Because of his knowledge on culture and ancient customs, Lynn usually represents and directs social and cultural events such as: wakes, church songs, family gatherings, social parties, receptions, among others. Some of the most important activities where he has been in charge are the reception of Polynesian double hulled canoes such as Hokule'a in 2017, cultural exchanges abroad and winner for 17 consecutive years as a director of dance troupes for the Tapati Rapa Nui festival

=== Other projects ===
In 1998, while running the Academy and the dance troupe, he began teaching Culture Courses in the local school Lorenzo Baeza Vega. He usually taught these classes outside the classroom. This course included Rapa Nui Language, traditional fishing, and music, amongst others. He stopped giving this class in school in 2004.

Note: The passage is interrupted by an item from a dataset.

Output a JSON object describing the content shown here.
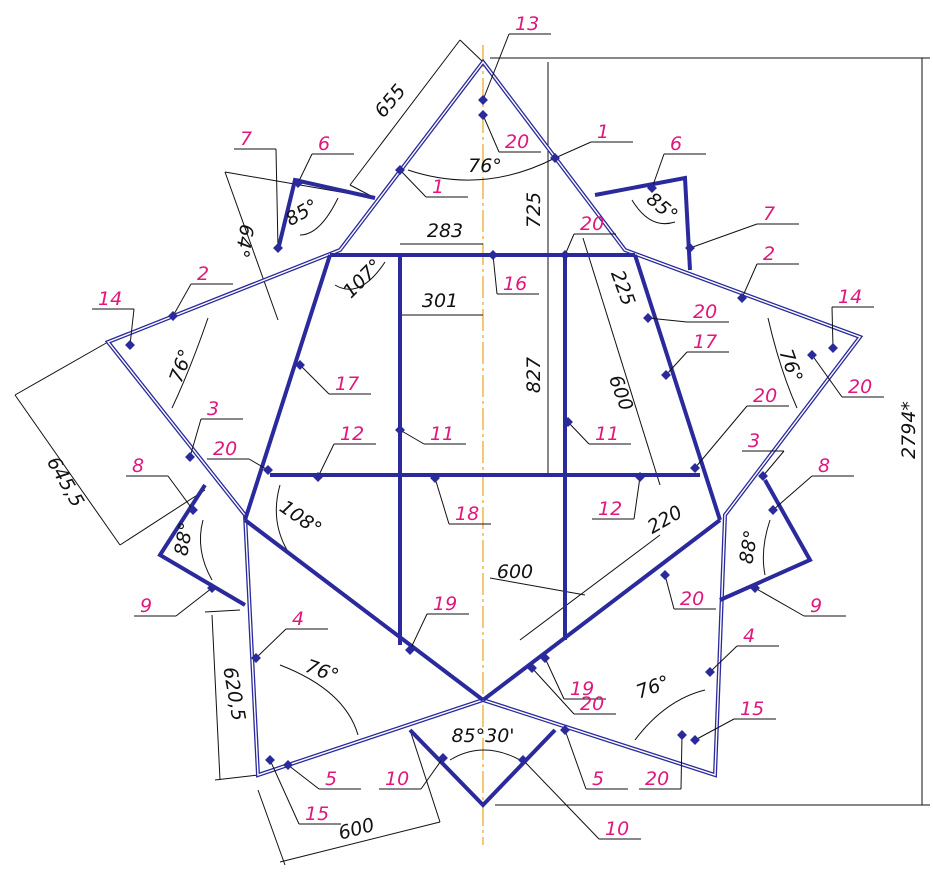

In 2011, he was named Cultural Ambassador of the Asia-Pacific, and was legal representative of the Rapa Nui Culture abroad. While he carried out his functions, he gave the opportunity to various music and dance troupes from the island to take part in several cultural exchanges throughout Polynesia and was able to get young Rapanui people to participate as crew members of Polynesian canoes such as Vaka Fa'afaite and Te Aurere. He took part in the Forum: “Reflexiones desde la Experiencia Maori” (“Thoughts from the Maori Experience”) in the Universidad de Chile. Later on, in 2016-2017, he was named Head of the Liaison Office in the Consejo Nacional de la Cultura y las Artes, on Easter Island.

== Debut ==
Even though the Ma’aranui Academy was created in 1996, it was not until 1997 that the Cultural Ballet Kari Kari gave their first performance as a troupe. This first performance took place in Hotel Iorana, on Rapa Nui. It was not long until they began touring outside the island. Their most outstanding performances so far have been (in chronological order):

| Year | Country | Description |
|---|---|---|
| 1998 | Spain | Tourism promotion strategy |
| 1998 | Portugal | Tourism promotion strategy |
| 2003 | Marquesas Islands | Festival |
| 2004 | Republic of Palau | Festival of Pacific Arts |
| 2004 | New Zealand | Cultural Exchange |
| 2008 | China, South Korea, Vietnam | Asian Cultural Exchange |
| 2011 | Tahiti | Heiva Festival |
| 2011 | Marquesas Islands | Marquesas Islands Festival |
| 2012 | Solomon Islands | Festival of the Pacific Arts |
| 2013 | France | Tourism promotion strategy |
| 2014 | Marquesas Islands | Festival of the Polynesian Islands |
| 2015 | Santiago, Chile | Maori and Rapanui Cultural Exchange. GAM |
| 2016 | Guam | Festival of the Pacific Arts |

== Discography ==
The Cultural Ballet Kari Kari have their own discography, which comprises different ancient songs.

| Year | Album |
|---|---|
| 1998 | Kari Kari |
| 2000 | Kuhane O Te Kari Kari |
| 2000 | Ariki Takona |
| 2008 | Ate Ara Taumana |

== Certificates ==

| Year | Mention | Issuing Entity |
|---|---|---|
| 2012 | Cultural Delegate in Rapa Nui | Corporación Municipal de Isla de Pascua |
| 2014 | Main cultural promoter of the Rapa Nui ethnic group | Corporación Municipal de Isla de Pascua |
| 2015 | Recognition as Cultural Ambassador | Gobernación Provincial |
| 2017 | Recognition to the Ma'aranui Academy for its 20 years of service to the community | Corporación Nacional de Desarrollo Indígena |
| 2017 | Certificate for winning the Tapati Rapa Nui Festival for 17 consecutive year | Dirección General Tapati Rapa Nui |

== Bibliography ==
- Campbell, R. (2015). La Herencia Musical de Rapa Nui. Rapanui Press.